Uit technisch onderzoek is immers gebleken dat het grondvlak voor de vrachtwagencombinatie tot 5.30 meter voor de bestuurder niet zichtbaar is vanuit de cabine. De hoogte van de dode hoek wordt bepaald door het oogpunt van de bestuurder, in dit geval de verdachte. Dat ligt op 2.30 meter. Objecten binnen deze driehoek zijn voor de verdachte niet zichtbaar. De motor en de motoragent konden hierin geheel wegvallen. Uit de eigen verklaring van de verdachte volgt dat hij op enig moment de motoragent nog slechts gedeeltelijk kon zien: eerst zag hij nog slechts het bovengedeelte van de rug en later nog slechts de helm van de motoragent. De motoragent bevond zich op dat moment dus al gedeeltelijk in de dode hoek van de vrachtwagencombinatie (op een afstand van respectievelijk 1.86 meter en 0.96 meter, zo blijkt uit technisch onderzoek). De verdachte heeft zijn snelheid daarop onvoldoende verminderd. In plaats daarvan heeft hij, naar eigen zeggen, kort daarna zijn snelheid juist vermeerderd. Dat deel van de verklaring is ook in overeenstemming met de resultaten van de verkeersongevallenanalyse. De verdachte heeft dat, naar eigen zeggen, gedaan zonder goed te kijken waar de motoragent zich op dat moment bevond. Hij heeft niet naar voren gekeken en ook niet op het beeldscherm van zijn dodehoekcamera. Hij zegt de motoragent niet meer te hebben gezien en nam daarom aan dat de motoragent al vooruit was gereden. Het lag echter op de weg van de verdachte zich ervan te vergewissen dat hij – zonder gevaar – zijn snelheid kon vermeerderen. Zeker in dit geval mocht van de verdachte extra alertheid worden verwacht, omdat de motoragent een (zeer) kwetsbare verkeersdeelnemer is in verhouding tot de vrachtwagencombinatie van ruim 66.000 kg van de verdachte.
Gelet op deze omstandigheden is de rechtbank van oordeel dat de verdachte aanmerkelijk onvoorzichtig en onoplettend heeft gehandeld in de zin van artikel 6 WVW.

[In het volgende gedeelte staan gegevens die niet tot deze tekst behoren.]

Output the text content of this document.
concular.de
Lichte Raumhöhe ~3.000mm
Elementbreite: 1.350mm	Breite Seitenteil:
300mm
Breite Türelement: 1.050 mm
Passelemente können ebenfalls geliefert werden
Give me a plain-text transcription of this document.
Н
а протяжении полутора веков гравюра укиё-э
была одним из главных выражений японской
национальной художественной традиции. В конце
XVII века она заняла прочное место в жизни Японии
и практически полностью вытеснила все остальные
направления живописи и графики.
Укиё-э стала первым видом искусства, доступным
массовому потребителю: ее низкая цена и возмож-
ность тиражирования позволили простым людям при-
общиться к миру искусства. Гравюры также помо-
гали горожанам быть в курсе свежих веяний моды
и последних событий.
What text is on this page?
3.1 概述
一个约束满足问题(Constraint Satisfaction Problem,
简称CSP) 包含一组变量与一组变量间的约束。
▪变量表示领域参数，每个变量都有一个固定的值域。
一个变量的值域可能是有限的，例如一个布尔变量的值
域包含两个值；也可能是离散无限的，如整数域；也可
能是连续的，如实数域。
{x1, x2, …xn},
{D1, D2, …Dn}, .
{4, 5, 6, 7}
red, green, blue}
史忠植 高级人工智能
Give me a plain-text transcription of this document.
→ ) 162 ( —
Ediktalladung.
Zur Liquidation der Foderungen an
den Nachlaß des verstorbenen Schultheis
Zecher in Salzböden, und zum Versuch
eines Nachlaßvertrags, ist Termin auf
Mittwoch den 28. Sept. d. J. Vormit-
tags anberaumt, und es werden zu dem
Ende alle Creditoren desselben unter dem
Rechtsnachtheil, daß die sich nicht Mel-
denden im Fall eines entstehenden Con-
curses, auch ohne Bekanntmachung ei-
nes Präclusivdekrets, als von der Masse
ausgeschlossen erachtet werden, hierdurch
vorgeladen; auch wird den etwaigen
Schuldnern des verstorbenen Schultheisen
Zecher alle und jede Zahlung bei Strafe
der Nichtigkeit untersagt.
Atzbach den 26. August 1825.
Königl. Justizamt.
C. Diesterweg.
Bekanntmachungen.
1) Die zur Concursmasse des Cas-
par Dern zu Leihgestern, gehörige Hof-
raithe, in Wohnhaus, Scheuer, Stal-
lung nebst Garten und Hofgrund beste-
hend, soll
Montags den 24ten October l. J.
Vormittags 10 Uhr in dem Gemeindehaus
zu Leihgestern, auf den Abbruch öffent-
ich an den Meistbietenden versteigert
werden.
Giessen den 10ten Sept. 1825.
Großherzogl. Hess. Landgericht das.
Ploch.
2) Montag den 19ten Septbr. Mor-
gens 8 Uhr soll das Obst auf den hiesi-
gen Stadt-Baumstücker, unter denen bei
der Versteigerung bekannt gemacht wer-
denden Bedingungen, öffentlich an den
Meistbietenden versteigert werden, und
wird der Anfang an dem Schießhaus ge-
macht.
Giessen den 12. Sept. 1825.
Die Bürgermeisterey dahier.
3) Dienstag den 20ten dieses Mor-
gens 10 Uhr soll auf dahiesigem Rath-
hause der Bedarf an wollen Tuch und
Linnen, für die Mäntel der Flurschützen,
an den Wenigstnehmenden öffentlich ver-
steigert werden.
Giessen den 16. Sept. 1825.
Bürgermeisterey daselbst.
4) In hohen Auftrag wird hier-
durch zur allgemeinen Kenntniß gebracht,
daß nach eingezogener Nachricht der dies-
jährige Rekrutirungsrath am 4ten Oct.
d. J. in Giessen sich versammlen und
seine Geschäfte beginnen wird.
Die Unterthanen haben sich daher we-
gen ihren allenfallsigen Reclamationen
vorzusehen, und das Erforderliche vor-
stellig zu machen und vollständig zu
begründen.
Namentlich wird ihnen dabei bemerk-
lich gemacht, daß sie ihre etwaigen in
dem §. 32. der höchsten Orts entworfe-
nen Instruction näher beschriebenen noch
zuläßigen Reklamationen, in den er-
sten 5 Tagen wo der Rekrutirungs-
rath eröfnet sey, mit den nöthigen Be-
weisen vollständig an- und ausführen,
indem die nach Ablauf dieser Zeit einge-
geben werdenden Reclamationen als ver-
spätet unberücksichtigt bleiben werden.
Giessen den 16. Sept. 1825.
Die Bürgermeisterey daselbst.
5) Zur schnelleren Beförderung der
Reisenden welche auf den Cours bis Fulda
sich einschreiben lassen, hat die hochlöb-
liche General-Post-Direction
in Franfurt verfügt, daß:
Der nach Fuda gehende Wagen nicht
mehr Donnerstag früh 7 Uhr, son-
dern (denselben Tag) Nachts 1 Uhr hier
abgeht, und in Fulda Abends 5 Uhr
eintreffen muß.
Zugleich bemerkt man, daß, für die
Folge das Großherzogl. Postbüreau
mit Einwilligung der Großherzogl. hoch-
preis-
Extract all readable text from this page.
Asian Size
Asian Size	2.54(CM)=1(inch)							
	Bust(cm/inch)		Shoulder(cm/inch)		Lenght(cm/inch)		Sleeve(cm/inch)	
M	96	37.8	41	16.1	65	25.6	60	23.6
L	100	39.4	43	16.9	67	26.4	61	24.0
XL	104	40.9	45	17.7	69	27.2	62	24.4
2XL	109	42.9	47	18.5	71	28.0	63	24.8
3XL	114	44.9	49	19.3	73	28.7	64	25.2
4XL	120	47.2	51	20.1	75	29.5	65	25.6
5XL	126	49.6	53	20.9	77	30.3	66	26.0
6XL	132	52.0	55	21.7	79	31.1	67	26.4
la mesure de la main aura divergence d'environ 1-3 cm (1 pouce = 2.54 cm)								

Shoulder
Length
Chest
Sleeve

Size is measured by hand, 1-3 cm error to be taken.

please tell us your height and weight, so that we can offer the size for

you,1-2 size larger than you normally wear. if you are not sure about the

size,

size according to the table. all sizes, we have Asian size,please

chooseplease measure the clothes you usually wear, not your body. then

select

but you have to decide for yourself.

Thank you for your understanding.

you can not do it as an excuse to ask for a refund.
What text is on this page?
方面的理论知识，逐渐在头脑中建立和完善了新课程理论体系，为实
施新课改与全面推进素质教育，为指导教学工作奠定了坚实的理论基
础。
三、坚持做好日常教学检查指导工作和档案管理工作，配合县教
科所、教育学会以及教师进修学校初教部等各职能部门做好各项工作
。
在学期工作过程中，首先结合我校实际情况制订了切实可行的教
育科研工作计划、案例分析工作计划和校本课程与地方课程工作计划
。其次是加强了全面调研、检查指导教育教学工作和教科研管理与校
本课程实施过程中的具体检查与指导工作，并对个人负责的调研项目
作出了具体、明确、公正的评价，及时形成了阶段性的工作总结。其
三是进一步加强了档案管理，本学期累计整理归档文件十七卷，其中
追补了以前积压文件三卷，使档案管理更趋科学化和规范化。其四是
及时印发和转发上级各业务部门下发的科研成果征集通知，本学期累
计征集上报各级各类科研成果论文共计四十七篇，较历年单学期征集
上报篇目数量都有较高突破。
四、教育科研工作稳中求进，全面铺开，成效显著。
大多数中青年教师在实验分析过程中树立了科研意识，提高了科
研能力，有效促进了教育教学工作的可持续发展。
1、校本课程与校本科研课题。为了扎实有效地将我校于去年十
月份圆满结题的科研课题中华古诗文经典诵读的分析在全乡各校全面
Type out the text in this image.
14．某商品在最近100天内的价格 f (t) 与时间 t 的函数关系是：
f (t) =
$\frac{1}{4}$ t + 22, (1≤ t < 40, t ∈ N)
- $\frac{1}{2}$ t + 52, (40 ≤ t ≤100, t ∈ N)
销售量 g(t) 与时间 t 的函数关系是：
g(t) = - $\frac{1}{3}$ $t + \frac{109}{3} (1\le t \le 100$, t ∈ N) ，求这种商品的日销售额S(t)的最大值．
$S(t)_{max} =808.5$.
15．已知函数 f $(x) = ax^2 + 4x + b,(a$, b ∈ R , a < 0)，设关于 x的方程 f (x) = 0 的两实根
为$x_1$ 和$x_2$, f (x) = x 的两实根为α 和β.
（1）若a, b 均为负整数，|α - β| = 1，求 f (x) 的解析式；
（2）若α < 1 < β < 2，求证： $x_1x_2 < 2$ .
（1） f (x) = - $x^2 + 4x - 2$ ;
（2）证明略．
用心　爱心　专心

De verdediging heeft nog aangevoerd dat de verkeerssituatie op de gecombineerde af- en oprit voor de verdachte en de motoragent onoverzichtelijk was en dat onduidelijk was of er moest worden ingevoegd of niet. Deze omstandigheid kan echter niet tot een ander oordeel leiden. Een onoverzichtelijke verkeerssituatie vraagt in het algemeen juist extra oplettendheid van de verkeersdeelnemers. In dit geval geldt ook nog dat de verdachte uit de handelingen van de motoragent, wiens aanwijzingen hij moest volgen, niet heeft kunnen afleiden dat het de bedoeling was dat zij zouden invoegen op de hoofdrijbaan. Uit de verklaring van de motoragent is immers duidelijk geworden dat hij zich “even moest oriënteren” op de snelste route naar de weegplaats en dat hij ten tijde van het ongeval nog in het midden van de in- en uitvoegstrook reed, wat overeenkomt met het feit dat het raakpunt tussen de motor en de vrachtwagen was gelegen op het midden van de voorzijde van de vrachtwagen.”
5. De aanvraag is er op gegrond dat sprake is van een gegeven dat bij het onderzoek op de terechtzitting aan de rechter niet bekend was en dat op zichzelf of in verband met de vroeger geleverde bewijzen met de uitspraak niet bestaanbaar schijnt, zodanig dat het ernstige vermoeden ontstaat dat indien dit gegeven bekend zou zijn geweest, het onderzoek van de zaak zou hebben geleid tot vrijspraak van de gewezen verdachte, als bedoeld in art. 457, eerste lid, aanhef en onder c, Sv.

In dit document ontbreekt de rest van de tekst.